If no Kohanim are present, then at the point in the Amida when Birkat Kohanim is normally recited, the Hazan recites a special insert that begins "Elokenu V’Elokeh Abotenu Barechenu Ba’beracha Ha’meshuleshet…" This insert cites the verses of Birkat Kohanim. After the Hazan recites each verse, the congregation should respond, "Ken Yehi Rason." They make this response after each verse – after "Ve’yishmerecha," after "Vi’huneka," and after "Ve’yasem Lecha Shalom." They do not respond "Amen" after each verse as they do when the Kohanim recite Birkat Kohanim. The Hesed La’alafim (Rabbi Eliezer Papo, 1770-1828) records a custom observed by the "Vatikim" (pious individuals) to respond not just "Ken Yehi Rason," but "Ken Yehi Rason Bi’zchut Abraham" after the first verse, "Ken Yehi Rason Bi’zchut Yishak" after the second verse, and "Ken Yehi Rason Bi’zchut Yaakob, Moshe, Aharon, Yosef Ve’David" after the third verse.

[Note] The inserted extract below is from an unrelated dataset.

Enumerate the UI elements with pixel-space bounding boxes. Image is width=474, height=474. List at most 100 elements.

Summary: After the Hazan concludes the Beracha of "Ha’tob Shimcha U’l’cha Na’e Le’hodot" in the repetition of the Amida, he waits for the congregation to answer "Amen" and then announces, "Kohanim." At that point, the Kohanim begin Birkat Kohanim. If there is only one Kohen present, then instead of the Hazan’s announcement of "Kohanim," somebody else from the congregation announces, "Emor." If there are no Kohanim at all, then in place of Birkat Kohanim the Hazan recites the insert of "Elokenu V’Elokeh Abotenu Barechenu," which cites the text of Birkat Kohanim, and after each verse of the blessing the congregation responds "Ken Yehi Rason," and not "Amen."